In 1981, he joined the Computer Science Department at Brown University as assistant professor.

1982

He was awarded the doctorate degree in February 1982.

Between 1982 and 1991, he paid several short visits to the IBM T.J. Watson Research Center.

1984

He interrupted his stay at Brown in 1984 for a junior sabbatical as visiting assistant professor at the MIT Laboratory for Computer Science, working with Nancy Lynch, and in 1988 for a year at INRIA on special assignment leave, working with Serge Abiteboul.

1985

His awards include an IBM Faculty Development Award (1985) and a Sloan Research Fellowship in mathematics (1987–1989).

While at Brown, he supervised seven Ph.D. theses there (Smolka 1985, Revesz 1991, Shvartsman 1992, Mitchell 1993, Hillebrand 1994, Ramaswamy 1995, and Goldin 1997) and one at MIT (Cosmadakis 1985).

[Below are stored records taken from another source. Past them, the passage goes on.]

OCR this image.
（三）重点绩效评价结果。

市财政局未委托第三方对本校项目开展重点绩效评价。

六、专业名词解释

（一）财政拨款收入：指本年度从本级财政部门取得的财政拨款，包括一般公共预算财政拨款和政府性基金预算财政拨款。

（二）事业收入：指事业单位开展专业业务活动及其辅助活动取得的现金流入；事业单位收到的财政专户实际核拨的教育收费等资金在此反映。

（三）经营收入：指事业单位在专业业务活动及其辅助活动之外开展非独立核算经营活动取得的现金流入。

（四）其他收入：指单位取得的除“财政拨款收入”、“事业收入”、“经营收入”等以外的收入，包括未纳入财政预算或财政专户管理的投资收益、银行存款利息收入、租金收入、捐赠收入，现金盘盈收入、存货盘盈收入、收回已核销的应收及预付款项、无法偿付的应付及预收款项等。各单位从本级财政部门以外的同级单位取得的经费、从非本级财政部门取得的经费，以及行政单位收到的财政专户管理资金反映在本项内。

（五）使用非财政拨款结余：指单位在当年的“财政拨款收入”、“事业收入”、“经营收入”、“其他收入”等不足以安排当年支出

He participated in the program committees of numerous editions of international meetings, including

PODS,

VLDB,

LICS,

STOC,

FOCS,

STACS, and

PODC.

He served as editorial advisor to the scientific journals

Information and Computation,

SIAM Journal on Computing,

Theoretical Computer Science,

ACM Transactions on Database Systems,

Journal of Logic Programming,

Chicago Journal of Theoretical Computer Science, and

Applied Mathematics Letters.

(He was also involved in the first steps of Constraints.)

Together with Alex Shvartsman, they co-authored the monograph Fault-Tolerant Parallel Computation.

At the time of his death, the book was still incomplete.

1986

He obtained tenure as associate professor in 1986, and became full professor in 1990.

1988

He was born a Greek citizen, and obtained U.S. citizenship in 1988.

1989

During 1989–90, he was IBM Associate Professor of Computer Science.

1995

Kanellakis died on December 20, 1995, together with his wife, Maria Teresa Otoya, and their two children, Alexandra and Stephanos, in the crash of American Airlines Flight 965 while en route to an annual holiday reunion with his wife's family.

His scientific contributions lie in the fields of database theory—comprising work on deductive databases, object-oriented databases, and constraint databases—as well as in fault-tolerant distributed computation and in type theory.

1996

In 1996, the Association for Computing Machinery instituted the Paris Kanellakis Theory and Practice Award, which is granted yearly to honor "specific theoretical accomplishments that have had a significant and demonstrable effect on the practice of computing".